The chancellor has said he is “sorry” for not helping “everyone in exactly the way they would have wanted”.
Rishi Sunak said the government was “throwing everything we can” to stem job losses with the plans unveiled on Wednesday.
But he will not be able to protect “every single job” as the UK enters a “severe recession”.
He admitted some of the bonuses to take back furloughed staff would go to firms that were already keeping workers on.
The UK is “borrowing record amounts”, he said, but “it is the right thing”.
It comes as figures released by the Treasury reveal that public spending on the battle against coronavirus has risen to nearly £190bn.
Mr Sunak told BBC Breakfast: “If you’re asking me ‘can I protect every single job’ of course the answer is no.
“‘Is unemployment going to rise, are people going to lose their jobs?’ Yes, and the scale of this is significant.
“We are entering one of the most severe recessions this country has ever seen. That is of course going to have a significant impact on unemployment and on job losses.”
He added: “Have we been able to help everyone in exactly the way they would have wanted? I’m sure not. And I’ve said previously we haven’t been able to do that and for that I’m sorry.”

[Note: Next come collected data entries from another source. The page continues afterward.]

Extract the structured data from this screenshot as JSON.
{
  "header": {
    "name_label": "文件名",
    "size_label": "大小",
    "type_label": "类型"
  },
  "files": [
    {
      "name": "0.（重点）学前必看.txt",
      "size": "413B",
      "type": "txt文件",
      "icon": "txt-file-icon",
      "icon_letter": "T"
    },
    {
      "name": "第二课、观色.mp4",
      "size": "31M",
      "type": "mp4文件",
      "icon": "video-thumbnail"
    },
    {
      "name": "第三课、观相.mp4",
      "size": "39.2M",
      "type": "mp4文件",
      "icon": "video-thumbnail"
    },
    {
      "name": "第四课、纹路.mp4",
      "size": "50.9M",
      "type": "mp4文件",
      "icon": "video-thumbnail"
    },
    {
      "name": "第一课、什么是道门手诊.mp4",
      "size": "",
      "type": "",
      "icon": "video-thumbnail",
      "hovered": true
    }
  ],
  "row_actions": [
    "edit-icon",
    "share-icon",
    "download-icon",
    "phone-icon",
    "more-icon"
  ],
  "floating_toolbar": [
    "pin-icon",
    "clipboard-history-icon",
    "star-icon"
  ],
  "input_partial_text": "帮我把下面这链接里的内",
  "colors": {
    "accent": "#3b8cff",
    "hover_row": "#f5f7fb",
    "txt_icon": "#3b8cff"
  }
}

The chancellor announced a series of measures to help the economy on Wednesday, including a VAT cut for the hospitality and tourism sectors, a bonus scheme for employers and an eating out money off scheme for August.
Mr Sunak said the £1,000 bonus being offered to businesses that keep furloughed staff in jobs until January would be a “dead weight” cost, as some employers who intend to retain workers anyway would benefit.
The Chancellor told BBC Radio 4’s Today programme: “Throughout this crisis I’ve had decisions to make and whether to act in a broad way at scale and at speed or to act in a more targeted and nuanced way.
“In an ideal world, you’re absolutely right, you would minimise that dead weight and do everything in incredibly targeted fashion.
“The problem is the severity of what was happening to our economy, the scale of what was happening, and indeed the speed that it was happening at demanded a different response.”
He said that “without question there will be dead weight – and there has been dead weight in all of the interventions we have put in place”.